New York City police have been x-raying vehicles for more than a decade with gear installed in vans. In response to a lawsuit filed by ProPublica, an appellate court in 2016 ruled that New York police did not have to disclose how the x-ray equipment is deployed. The equipment, the department successfully argued, is used to prevent terrorist attacks, and disclosing details on how and when it is used would give would-be terrorists opportunity to evade detection.

Secrecy ended in 2020, when the city Council in a 44-6 vote passed the Public Oversight of Surveillance Technology Act, which requires police to make public policies on the use of electronic surveillance devices, including x-ray technology. New York police subsequently published a 10-page policy that details the capabilities of its x-ray equipment, how it is used and protocols in place to protect privacy.

Erie County doesn’t have a similar requirement compelling police to disclose policies on how x-ray equipment or electronic surveillance devices are used.

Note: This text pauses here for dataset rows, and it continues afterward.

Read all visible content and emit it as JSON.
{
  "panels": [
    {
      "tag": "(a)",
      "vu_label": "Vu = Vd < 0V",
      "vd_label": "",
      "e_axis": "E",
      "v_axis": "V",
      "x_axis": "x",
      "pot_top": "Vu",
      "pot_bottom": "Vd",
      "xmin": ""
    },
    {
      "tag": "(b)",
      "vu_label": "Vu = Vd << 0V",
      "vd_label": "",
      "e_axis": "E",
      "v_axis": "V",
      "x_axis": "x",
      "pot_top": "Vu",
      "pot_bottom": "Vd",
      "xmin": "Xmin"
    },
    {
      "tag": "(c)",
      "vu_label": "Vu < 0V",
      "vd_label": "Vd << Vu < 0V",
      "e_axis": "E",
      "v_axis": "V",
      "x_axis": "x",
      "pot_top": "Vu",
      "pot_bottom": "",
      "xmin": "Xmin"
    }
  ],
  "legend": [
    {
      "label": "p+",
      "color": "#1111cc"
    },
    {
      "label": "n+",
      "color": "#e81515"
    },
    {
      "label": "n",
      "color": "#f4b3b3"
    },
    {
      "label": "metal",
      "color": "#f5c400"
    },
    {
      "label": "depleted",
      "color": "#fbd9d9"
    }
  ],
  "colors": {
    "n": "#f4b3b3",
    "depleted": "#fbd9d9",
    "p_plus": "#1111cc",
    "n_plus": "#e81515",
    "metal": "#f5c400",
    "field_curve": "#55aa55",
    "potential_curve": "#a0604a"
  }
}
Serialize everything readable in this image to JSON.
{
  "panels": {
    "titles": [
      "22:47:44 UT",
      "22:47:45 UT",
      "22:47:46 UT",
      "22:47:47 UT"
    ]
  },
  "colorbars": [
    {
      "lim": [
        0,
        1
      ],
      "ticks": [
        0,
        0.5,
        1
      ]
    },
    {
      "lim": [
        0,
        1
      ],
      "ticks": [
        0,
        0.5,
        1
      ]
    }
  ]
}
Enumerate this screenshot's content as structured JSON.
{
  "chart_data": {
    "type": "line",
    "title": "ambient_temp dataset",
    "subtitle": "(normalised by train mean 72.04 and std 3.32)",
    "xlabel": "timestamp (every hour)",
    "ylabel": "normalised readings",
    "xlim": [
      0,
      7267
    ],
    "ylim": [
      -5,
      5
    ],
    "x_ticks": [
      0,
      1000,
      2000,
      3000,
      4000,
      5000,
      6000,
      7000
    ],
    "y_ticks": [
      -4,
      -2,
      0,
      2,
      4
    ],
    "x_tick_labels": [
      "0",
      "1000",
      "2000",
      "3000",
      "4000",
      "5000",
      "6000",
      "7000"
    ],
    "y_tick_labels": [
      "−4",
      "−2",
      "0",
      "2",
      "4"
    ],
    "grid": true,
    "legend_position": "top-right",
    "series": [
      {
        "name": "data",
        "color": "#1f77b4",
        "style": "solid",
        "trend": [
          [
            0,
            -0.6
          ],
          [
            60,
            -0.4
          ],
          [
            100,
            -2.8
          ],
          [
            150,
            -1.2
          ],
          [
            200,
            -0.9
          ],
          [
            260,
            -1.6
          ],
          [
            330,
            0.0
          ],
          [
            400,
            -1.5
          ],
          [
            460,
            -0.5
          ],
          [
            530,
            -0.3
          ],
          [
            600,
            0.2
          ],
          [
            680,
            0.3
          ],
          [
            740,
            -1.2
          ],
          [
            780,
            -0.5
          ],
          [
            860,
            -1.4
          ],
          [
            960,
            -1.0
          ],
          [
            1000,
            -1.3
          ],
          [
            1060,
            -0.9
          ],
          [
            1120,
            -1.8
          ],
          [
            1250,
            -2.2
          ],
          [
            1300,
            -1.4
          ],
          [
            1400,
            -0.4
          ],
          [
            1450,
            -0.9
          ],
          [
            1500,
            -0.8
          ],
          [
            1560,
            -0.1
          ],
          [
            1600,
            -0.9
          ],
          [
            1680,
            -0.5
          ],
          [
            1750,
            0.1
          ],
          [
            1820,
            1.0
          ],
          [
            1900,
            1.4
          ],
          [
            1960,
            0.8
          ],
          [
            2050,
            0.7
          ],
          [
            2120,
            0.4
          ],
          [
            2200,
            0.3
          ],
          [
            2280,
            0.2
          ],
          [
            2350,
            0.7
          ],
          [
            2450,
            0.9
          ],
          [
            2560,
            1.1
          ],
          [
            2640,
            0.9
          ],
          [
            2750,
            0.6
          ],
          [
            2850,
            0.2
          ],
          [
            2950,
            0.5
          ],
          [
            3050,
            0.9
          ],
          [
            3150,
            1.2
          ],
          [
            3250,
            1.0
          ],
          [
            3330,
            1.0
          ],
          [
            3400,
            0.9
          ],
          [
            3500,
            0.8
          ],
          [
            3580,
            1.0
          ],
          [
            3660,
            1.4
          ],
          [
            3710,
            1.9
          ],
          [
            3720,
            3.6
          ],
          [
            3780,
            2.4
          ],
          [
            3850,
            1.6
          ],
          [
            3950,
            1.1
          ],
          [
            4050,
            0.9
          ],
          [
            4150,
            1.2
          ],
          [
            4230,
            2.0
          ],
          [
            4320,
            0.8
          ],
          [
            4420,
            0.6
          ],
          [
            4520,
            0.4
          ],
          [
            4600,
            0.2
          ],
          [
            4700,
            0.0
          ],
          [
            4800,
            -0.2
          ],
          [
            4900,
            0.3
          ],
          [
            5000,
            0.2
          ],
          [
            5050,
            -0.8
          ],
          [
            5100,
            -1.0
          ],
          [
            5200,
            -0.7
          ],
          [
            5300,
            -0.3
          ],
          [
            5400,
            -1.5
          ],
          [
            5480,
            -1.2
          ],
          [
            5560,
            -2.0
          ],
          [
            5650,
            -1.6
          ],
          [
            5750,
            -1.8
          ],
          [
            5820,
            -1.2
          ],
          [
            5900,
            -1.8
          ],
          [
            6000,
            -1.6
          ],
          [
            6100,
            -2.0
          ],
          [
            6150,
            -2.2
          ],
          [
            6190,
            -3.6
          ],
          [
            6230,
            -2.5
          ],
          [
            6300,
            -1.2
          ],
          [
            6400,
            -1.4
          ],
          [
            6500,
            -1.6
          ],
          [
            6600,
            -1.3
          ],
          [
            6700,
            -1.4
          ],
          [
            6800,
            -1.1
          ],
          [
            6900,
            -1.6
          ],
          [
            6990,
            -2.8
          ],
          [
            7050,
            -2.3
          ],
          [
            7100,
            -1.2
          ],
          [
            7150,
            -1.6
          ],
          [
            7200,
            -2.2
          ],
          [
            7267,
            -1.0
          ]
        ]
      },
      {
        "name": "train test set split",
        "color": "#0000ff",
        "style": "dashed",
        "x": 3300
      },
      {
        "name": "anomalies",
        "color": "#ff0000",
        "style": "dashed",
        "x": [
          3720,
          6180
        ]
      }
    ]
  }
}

Beth Haroules, senior staff attorney for the New York Civil Liberties Union, said that search warrants aren’t required if a “special need” exists, and preventing terrorist attacks might well qualify.

“The question then becomes mission creep,” Haroules said. 

“They have a way to avoid getting a warrant in connection with a special event. Will they go to a supermarket? We might have another Tops shooter. When they have access to these pieces of equipment, they like to use them.”